Highlighting the long-lasting, negative impact on children, UNICEF Executive Director Catherine Russell warned that “more and more children” were “going to bed hungry” in Yemen.
“This puts them at increased risk of physical and cognitive impairment, and even death,” Russell added. “The plight of children in Yemen can no longer be overlooked. Lives are at stake.”
With the advent of Ramadan, the Emirates Red Crescent (ERC) announced the launch of one of the largest relief and humanitarian operations in Yemen, covering roughly one-third of the country's population, to benefit seven million Yemenis in the governorates of Shabwa, Hadramout, Taiz, Hodeidah, and Socotra islands during Ramadan. This project instilled hope because it would reduce the level of rampant human suffering.
It has also drawn attention back to Yemen's human tragedy.
No international or regional relief organisation has ever organised such a large-scale relief effort in such a short period of time. Logically, it is difficult to provide aid to seven million people spread across vast and dispersed areas in highly complex geography in a short period of time. This task necessitates high-level coordination, careful execution, and a large number of relief workers to transport, unload, store, and distribute this aid to those in need, as well as conduct field surveys to track cases due for this aid during the initial phase.
The UAE has made significant contributions to reducing human suffering in Yemen since the conflict began in 2015. It took an active role in restoring public services, boosting quality of life and education, and maintaining infrastructure.
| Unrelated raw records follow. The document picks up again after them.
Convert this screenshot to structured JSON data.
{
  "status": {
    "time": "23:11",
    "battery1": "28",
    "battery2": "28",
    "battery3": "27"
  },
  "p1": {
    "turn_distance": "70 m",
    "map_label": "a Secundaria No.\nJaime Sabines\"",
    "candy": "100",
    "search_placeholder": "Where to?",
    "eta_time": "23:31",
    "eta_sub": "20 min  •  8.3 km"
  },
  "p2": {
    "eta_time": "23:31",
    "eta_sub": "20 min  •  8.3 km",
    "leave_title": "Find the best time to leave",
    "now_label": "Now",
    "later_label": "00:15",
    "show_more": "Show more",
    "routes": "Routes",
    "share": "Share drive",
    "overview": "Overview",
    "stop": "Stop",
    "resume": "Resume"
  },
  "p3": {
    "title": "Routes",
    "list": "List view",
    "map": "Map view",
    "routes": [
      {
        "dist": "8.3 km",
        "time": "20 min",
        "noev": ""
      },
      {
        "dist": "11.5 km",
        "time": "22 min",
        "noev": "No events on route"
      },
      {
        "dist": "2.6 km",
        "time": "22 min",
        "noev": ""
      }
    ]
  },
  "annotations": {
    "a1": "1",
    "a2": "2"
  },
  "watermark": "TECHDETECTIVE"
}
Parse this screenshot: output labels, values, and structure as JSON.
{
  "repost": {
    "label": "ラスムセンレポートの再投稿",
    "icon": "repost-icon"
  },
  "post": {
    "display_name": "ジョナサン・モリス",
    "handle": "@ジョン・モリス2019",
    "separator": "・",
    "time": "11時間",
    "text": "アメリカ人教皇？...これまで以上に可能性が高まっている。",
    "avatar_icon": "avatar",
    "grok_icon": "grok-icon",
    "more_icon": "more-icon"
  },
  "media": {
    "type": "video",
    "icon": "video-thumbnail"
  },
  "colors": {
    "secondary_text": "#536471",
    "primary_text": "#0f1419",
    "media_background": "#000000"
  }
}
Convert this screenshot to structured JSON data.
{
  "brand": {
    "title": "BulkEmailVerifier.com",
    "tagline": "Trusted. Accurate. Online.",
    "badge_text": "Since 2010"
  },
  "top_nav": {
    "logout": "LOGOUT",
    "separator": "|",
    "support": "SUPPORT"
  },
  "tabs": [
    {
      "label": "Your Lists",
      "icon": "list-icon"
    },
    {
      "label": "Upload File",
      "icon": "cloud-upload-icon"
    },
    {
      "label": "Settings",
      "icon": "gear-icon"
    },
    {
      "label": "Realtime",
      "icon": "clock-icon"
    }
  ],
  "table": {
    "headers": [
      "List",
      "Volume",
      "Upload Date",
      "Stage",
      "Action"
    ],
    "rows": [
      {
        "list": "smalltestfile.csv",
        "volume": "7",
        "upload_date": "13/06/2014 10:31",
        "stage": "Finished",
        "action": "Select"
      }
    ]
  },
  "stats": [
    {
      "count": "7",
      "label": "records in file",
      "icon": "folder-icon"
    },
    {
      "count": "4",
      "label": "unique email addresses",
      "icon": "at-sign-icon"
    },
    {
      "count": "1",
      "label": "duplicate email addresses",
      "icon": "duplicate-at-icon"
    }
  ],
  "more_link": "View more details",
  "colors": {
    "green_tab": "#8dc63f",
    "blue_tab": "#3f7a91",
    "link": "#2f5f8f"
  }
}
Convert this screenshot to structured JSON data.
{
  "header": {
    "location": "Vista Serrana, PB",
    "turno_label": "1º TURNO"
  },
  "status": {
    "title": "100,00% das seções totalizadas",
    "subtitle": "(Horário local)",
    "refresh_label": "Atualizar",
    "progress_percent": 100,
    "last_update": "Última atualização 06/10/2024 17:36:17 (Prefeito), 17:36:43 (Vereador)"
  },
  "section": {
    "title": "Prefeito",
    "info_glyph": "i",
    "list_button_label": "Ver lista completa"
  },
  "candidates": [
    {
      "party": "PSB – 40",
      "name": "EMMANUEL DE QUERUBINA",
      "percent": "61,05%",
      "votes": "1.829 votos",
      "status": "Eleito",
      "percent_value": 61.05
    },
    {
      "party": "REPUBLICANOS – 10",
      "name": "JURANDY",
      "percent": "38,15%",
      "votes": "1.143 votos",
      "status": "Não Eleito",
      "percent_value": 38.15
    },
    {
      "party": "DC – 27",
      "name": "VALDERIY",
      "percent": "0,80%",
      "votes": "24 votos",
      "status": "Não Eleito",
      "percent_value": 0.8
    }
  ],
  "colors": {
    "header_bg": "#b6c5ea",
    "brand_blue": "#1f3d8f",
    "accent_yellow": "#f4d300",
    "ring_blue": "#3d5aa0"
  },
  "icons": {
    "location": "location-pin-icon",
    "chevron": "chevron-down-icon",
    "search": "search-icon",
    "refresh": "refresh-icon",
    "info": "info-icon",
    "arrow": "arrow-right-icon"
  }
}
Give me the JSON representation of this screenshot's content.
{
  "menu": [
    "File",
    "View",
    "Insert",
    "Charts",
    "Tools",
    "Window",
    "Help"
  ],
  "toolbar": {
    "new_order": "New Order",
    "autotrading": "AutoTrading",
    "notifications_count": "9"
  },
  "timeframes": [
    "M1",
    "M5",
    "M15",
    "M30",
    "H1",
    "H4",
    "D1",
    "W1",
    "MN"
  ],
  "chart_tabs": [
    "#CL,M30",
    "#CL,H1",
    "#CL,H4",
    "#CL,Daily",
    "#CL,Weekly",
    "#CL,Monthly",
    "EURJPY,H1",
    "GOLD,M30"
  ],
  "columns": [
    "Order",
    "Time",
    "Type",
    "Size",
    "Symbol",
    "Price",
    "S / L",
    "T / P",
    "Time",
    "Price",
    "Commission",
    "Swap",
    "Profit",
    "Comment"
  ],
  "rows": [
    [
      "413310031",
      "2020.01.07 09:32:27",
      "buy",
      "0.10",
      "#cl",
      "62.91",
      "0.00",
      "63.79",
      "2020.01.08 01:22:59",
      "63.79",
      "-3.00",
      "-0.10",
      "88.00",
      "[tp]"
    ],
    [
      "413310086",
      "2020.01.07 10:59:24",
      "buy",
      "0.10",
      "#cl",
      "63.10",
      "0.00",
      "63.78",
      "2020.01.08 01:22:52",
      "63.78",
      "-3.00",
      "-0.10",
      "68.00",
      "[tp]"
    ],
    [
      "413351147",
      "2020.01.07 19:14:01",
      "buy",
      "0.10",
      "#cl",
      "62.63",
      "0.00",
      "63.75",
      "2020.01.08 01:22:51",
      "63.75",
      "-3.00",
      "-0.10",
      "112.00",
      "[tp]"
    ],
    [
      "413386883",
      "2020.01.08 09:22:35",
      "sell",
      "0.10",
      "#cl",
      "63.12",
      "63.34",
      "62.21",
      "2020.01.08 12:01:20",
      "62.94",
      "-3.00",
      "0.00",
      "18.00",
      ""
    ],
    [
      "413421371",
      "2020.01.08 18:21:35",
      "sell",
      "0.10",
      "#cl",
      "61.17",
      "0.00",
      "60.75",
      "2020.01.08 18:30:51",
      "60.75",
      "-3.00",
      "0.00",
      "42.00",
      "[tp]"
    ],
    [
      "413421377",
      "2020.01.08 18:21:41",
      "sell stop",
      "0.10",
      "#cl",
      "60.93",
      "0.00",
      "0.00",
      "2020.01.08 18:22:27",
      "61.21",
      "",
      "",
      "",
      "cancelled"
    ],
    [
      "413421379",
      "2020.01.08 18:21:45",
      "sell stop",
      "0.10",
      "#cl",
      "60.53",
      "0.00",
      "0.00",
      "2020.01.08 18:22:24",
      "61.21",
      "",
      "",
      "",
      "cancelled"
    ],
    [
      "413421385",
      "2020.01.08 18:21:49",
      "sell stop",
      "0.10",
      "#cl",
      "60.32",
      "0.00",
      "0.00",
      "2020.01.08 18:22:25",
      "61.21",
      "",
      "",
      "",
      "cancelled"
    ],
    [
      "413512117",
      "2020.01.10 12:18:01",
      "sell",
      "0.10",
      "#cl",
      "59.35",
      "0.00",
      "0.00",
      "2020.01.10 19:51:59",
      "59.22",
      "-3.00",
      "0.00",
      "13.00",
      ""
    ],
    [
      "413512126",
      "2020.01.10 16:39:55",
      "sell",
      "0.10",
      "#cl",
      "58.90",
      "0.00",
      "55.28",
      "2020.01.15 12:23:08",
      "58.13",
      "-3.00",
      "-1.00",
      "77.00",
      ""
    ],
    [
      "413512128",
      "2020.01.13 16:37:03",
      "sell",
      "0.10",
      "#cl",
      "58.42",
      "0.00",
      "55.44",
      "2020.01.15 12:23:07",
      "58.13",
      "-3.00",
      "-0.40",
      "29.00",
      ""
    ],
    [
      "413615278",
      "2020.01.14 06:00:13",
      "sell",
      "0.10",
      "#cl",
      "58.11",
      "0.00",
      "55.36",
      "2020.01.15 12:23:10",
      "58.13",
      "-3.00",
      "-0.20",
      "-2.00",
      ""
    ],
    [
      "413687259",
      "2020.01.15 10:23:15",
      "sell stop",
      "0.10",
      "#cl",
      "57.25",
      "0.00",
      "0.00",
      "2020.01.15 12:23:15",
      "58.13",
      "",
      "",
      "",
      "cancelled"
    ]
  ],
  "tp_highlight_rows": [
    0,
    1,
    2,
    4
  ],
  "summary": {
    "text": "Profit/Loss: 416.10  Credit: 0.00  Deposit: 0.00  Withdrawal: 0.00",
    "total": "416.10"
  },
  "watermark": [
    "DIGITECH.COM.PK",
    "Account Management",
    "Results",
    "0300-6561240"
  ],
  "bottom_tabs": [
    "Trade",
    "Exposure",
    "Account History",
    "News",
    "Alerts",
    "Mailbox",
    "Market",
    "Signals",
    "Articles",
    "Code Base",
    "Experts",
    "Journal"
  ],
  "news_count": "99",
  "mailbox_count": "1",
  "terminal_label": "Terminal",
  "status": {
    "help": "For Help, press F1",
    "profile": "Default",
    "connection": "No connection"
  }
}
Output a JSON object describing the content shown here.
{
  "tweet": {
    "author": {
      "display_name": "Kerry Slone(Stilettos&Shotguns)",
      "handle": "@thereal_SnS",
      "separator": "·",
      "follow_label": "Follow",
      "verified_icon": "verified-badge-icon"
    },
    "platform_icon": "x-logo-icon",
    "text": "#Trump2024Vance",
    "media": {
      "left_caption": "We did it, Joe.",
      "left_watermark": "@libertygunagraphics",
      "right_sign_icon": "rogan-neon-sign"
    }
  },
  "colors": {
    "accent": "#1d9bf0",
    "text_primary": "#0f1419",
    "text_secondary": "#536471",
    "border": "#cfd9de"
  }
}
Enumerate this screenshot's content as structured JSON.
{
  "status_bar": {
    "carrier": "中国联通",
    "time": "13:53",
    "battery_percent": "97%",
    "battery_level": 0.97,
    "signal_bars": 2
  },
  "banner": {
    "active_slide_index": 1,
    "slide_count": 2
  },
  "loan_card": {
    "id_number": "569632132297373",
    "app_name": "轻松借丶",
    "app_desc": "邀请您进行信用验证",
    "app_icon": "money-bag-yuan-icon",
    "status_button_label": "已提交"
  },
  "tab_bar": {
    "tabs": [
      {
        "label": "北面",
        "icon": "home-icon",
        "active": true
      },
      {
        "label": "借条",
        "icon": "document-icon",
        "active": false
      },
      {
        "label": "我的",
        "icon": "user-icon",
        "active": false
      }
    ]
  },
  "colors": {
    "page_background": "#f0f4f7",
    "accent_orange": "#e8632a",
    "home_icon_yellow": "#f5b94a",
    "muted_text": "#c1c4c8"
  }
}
It also launched humanitarian initiatives during Ramadan and on other occasions such as feasts in previous years.
This year it doubled the standard value of the level of support, indicating that it recognises the magnitude of the humanitarian need that necessitates such a large level of humanitarian intervention.
So far, the UAE has struck an unrivalled balance in humanitarian aid. Between April 2015 and February 2020, the total value of Emirati humanitarian aid to Yemen surpassed $23 billion for relief, health, and development projects. To this day, the UAE actively competes with other international relief organisations in relief and development tasks throughout Yemen.
The reality of human suffering in Yemen necessitates such humanitarian interventions. However, there is a "fatal" absence or "fragile" presence of international relief organisations whose role is insufficient to bridge the humanitarian gap in which 30 million Yemenis, the country's total population, are trapped, including approximately 23.7 million people in need of humanitarian aid, according to UN estimated s. According to these data for emergency and interim humanitarian interventions, the ERC remains the first and most generous donor to Yemen humanitarian relief efforts.